I was thinking about doing shark bites. When the backflow was hooked up ( 1 1/2) we let it set for 4 hours and it blew off of the 90s. So we redid it and ended up waiting over night. Working pressure is 70 after it's been through a backflow and a softening system.


----------



## Redwood (Sep 8, 2008)

Friends don't let friends use CPVC...
Yea it still sux...


----------



## PlumberJ90 (Oct 10, 2012)

Redwood said:


> Friends don't let friends use CPVC...
> Yea it still sux...


Almost ALL new work down here is CPVC. Residential commercial and I don't know about industrial. And it's not just my (small) company either


----------



## Cajunhiker (Dec 14, 2009)

Architects sometimes purposely design new buildings completely with CPVC.
Plumbed in a 4-story 110-room Marriot Springhill Suites hotel 2 years ago with 100% CPVC, including 3" grey schedule 80 CPVC water supply pipe. Only had one leak on a 2" CPVC valve. Used Oatey Flowguard Gold glue on entire job. Glue had days/weeks to set up before pipes pressurized. Jus sayin', as the kids say nowadays.


----------



## ROCKSTARPLUMBER (Dec 14, 2008)

All pipe has its flaws. We could just as easily have threads stating the same thing about galvo, copper, pex, or poly. I think each has its place In our industry(other than poly). If I were to build me a house today it would be cpvc through out before copper or pex.


----------



## Will (Jun 6, 2010)

Depends of where your at. I've installed miles of CPVC (flow guard) in apartments all over Texas working for another outfit. Seemed to his up well with hardly zero issues. The company I was working for had been using CPVC exclusively in apartments since the 80s and the owner sweared by it. 

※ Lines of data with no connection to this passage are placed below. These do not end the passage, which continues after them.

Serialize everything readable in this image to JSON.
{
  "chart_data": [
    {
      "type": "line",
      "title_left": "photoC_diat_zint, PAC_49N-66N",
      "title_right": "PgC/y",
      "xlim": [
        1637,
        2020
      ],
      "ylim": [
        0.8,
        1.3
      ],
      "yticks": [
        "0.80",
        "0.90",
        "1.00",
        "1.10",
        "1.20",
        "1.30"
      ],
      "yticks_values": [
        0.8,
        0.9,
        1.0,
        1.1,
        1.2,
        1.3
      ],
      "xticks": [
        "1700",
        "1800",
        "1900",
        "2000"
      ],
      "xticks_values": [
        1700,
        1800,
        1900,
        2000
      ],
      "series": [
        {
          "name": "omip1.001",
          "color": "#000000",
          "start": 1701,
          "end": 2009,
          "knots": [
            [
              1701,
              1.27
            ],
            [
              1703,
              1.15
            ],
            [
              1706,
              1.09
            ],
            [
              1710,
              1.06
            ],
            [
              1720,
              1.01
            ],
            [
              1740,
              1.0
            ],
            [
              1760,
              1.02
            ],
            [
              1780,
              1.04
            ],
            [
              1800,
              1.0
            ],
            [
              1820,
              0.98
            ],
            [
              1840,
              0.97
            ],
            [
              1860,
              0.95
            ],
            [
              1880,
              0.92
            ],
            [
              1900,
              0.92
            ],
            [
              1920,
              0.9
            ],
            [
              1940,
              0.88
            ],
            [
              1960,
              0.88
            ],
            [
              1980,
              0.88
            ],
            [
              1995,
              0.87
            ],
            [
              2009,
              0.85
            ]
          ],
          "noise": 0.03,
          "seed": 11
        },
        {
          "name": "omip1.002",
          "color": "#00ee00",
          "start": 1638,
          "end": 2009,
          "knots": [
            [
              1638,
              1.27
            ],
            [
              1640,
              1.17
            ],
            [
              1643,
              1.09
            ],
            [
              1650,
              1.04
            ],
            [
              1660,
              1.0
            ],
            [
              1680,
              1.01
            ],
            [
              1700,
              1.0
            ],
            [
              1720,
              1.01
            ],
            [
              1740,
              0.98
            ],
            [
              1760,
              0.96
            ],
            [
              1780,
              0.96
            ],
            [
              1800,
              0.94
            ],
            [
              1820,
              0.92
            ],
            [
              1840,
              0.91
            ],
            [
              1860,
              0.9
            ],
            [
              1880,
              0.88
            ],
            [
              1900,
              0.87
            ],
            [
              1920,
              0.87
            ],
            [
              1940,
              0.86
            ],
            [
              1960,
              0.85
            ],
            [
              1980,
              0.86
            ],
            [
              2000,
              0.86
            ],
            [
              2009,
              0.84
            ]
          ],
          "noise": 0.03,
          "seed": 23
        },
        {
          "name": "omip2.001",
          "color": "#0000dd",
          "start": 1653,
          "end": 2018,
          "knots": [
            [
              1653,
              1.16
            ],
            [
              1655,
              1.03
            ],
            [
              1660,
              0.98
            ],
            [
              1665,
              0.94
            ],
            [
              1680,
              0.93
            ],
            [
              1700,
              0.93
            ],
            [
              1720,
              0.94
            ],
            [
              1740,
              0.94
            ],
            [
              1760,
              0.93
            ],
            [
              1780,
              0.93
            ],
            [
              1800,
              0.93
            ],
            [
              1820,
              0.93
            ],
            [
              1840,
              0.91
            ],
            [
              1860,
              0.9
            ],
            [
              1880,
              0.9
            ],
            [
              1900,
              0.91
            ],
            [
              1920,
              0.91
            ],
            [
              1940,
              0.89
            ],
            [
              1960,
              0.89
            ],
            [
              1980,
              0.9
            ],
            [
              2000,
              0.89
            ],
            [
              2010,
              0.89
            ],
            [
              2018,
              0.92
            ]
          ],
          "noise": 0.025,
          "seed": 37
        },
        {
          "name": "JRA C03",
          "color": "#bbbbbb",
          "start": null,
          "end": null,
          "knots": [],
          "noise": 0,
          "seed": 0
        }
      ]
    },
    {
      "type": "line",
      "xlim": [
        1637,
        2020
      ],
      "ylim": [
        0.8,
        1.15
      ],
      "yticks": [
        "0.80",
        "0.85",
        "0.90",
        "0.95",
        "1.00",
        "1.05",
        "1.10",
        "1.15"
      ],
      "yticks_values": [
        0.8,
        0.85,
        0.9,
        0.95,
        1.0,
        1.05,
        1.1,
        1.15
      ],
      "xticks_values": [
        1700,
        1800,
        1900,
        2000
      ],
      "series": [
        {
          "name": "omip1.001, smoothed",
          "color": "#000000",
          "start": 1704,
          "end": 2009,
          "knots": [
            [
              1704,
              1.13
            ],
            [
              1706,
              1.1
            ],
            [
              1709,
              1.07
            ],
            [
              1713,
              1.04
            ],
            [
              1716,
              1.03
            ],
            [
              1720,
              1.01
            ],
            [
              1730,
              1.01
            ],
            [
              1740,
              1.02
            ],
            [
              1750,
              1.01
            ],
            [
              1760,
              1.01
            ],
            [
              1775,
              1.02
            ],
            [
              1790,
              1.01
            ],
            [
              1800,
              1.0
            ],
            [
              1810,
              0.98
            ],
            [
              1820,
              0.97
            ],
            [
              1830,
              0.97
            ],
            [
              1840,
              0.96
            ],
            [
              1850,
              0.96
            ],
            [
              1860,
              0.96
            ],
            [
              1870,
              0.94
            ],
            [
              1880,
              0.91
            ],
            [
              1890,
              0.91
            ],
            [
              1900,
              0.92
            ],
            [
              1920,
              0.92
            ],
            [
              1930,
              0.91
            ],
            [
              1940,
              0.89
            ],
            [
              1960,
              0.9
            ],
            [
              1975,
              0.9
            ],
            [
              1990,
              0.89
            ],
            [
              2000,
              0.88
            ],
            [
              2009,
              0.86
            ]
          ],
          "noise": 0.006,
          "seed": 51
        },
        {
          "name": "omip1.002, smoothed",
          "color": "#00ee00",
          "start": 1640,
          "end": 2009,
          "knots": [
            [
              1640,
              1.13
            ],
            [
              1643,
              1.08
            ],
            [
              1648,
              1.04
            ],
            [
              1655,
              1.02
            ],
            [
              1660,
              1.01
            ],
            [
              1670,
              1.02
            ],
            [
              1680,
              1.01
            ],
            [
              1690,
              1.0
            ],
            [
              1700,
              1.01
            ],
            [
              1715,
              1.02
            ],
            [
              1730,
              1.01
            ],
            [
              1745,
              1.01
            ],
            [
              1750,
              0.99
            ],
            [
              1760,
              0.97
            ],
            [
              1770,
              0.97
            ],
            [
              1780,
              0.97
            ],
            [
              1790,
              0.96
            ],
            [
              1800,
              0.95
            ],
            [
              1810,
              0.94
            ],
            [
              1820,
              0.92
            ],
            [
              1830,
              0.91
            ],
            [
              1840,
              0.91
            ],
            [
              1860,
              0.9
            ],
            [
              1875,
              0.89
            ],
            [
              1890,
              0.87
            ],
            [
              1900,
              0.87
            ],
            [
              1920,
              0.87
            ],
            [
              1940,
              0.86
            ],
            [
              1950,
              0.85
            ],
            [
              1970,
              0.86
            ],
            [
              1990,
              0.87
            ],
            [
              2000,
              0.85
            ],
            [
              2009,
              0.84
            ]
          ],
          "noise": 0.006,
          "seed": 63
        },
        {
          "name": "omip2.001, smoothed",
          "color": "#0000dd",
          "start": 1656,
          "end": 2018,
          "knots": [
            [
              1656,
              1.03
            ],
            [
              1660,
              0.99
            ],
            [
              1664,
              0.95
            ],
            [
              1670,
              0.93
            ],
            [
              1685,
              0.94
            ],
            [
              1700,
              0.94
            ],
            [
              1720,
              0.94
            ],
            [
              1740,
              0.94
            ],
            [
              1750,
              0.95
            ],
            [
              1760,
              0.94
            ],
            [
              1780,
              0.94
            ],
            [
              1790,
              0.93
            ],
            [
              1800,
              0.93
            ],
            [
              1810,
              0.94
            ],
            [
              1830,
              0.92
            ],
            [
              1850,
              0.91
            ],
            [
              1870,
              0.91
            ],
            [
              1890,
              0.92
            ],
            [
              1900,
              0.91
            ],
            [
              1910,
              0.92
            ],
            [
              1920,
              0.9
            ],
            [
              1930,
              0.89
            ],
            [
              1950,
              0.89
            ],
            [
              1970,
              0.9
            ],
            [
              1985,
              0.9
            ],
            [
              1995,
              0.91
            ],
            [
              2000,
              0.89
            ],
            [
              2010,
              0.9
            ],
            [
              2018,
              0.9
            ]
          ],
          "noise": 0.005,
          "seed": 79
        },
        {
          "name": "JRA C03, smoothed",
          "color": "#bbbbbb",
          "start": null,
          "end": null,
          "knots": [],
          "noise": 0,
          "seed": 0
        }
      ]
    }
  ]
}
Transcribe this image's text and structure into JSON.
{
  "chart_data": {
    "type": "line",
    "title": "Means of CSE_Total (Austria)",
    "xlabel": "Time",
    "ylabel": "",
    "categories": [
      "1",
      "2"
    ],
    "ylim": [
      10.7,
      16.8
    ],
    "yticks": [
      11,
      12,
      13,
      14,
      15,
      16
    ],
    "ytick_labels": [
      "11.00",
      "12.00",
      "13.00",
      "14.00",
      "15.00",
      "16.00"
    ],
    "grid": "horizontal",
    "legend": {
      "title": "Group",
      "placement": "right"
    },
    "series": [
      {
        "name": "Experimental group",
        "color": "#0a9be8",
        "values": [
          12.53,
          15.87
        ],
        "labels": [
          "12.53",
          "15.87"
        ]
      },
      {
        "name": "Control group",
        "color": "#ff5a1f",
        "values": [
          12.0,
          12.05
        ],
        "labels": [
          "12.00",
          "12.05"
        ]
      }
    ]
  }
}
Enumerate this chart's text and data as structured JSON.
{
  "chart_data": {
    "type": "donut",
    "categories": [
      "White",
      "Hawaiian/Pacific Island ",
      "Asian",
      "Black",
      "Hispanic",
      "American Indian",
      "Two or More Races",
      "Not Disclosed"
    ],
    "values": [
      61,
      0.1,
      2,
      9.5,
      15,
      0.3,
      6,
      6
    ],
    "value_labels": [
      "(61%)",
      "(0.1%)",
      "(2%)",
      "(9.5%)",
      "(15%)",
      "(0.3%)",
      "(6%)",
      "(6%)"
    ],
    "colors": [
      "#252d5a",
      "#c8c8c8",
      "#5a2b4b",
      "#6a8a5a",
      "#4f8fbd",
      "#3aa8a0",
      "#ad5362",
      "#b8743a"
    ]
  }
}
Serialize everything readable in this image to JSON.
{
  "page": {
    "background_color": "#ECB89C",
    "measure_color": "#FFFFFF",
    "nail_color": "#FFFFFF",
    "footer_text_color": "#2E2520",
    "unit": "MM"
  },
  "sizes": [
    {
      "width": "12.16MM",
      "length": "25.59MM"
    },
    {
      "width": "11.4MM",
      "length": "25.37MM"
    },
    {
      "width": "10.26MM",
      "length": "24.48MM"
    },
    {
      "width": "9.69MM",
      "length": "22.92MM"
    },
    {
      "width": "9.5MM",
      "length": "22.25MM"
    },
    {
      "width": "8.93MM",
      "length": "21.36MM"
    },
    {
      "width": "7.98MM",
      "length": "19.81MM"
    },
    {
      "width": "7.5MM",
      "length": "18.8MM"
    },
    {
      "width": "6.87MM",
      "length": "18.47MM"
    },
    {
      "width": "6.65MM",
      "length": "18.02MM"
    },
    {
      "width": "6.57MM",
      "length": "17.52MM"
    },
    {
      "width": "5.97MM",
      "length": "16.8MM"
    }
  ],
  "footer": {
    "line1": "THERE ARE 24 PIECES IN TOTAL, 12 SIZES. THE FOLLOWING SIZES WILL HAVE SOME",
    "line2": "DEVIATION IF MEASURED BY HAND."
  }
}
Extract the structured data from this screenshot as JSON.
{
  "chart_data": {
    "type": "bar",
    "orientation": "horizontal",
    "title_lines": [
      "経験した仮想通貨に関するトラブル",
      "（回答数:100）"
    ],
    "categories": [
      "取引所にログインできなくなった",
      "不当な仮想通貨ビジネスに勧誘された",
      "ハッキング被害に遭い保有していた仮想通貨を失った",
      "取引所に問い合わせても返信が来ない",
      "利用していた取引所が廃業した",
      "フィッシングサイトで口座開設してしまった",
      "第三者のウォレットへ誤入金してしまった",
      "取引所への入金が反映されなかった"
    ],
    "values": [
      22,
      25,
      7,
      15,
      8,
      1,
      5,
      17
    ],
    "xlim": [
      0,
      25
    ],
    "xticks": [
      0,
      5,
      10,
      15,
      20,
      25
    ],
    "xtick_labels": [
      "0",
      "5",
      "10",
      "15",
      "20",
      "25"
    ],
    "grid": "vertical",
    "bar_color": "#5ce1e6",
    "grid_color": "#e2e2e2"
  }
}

Me Id use PEX (Uponor or Veiga) before any other piping, and that includes copper


----------



## Master Mark (Aug 14, 2009)

PlumberJ90 said:


> I was thinking about doing shark bites. When the backflow was hooked up ( 1 1/2) we let it set for 4 hours and it blew off of the 90s. So we redid it and ended up waiting over night. Working pressure is 70 after it's been through a backflow and a softening system.


 
that story scares the hell out of me..... it blows off the cpvc 90s off after setting up for 4 hours.....

I would much rather trust sharkbite fittings with the cpvc pipe than the crappy cpvc fittings.... especially if my insurance is the one that will pay for the damages.... 

Those crappy cpvc fittings have to last a year before you are out from under the liability...


----------



## PlumberJ90 (Oct 10, 2012)

Master Mark said:


> that story scares the hell out of me..... it blows off the cpvc 90s off after setting up for 4 hours..... I would much rather trust sharkbite fittings with the cpvc pipe than the crappy cpvc fittings.... especially if my insurance is the one that will pay for the damages.... Those crappy cpvc fittings have to last a year before you are out from under the liability...


That was 1 1/2 sch 40 PVC that blew off. It was at the backflow. I was using it to explain how much pressure is coming off of the city main. It's ridiculous


----------



## 422 plumber (Jul 31, 2008)

It looked like the pipe was strapped to the brick wall. I would have used minis, not 2 holes. With high pressures, cpvc needs expansion loops. CPVC isn't my normal first choice, but I repiped a house I owned in it, because the crawl was only about 16" high.


----------



## PlumberJ90 (Oct 10, 2012)

422 plumber said:


> It looked like the pipe was strapped to the brick wall. I would have used minis, not 2 holes. With high pressures, cpvc needs expansion loops. CPVC isn't my normal first choice, but I repiped a house I owned in it, because the crawl was only about 16" high.


Would've used what?!? Sorry my experience is very limited outside of how my company does things.


----------



## 422 plumber (Jul 31, 2008)

We call them minis, they hold the pipe off the surface, but then again, they stick you out about an inch more.


----------



## PlumberJ90 (Oct 10, 2012)

422 plumber said:


> We call them minis, they hold the pipe off the surface, but then again, they stick you out about an inch more.


Oh ok. As soon as I got there the owner of the building was talkin about his attorney and all the damage it has done so I called the owner of my co and told him he needed to come down there. (20 min from where he was @ home mind you) and he wouldn't come. Refused. So I just used 2 couplings and put it back together and left.


----------



## Richard Hilliard (Apr 10, 2010)

I would question whether the cooler installation smacked the coupling when they pushed it in with a fork truck. That wall should have been framed to protect the pipe.

I am surprised your owner did not know that or request it being he was an inspector at 1 time.


----------



## PlumberJ90 (Oct 10, 2012)

Richard Hilliard said:


> I would question whether the cooler installation smacked the coupling when they pushed it in with a fork truck. That wall should have been framed to protect the pipe. I am surprised your owner did not know that or request it being he was an inspector at 1 time.


And is going back to being an inspector October 1st. We think it was hit but who knows.


----------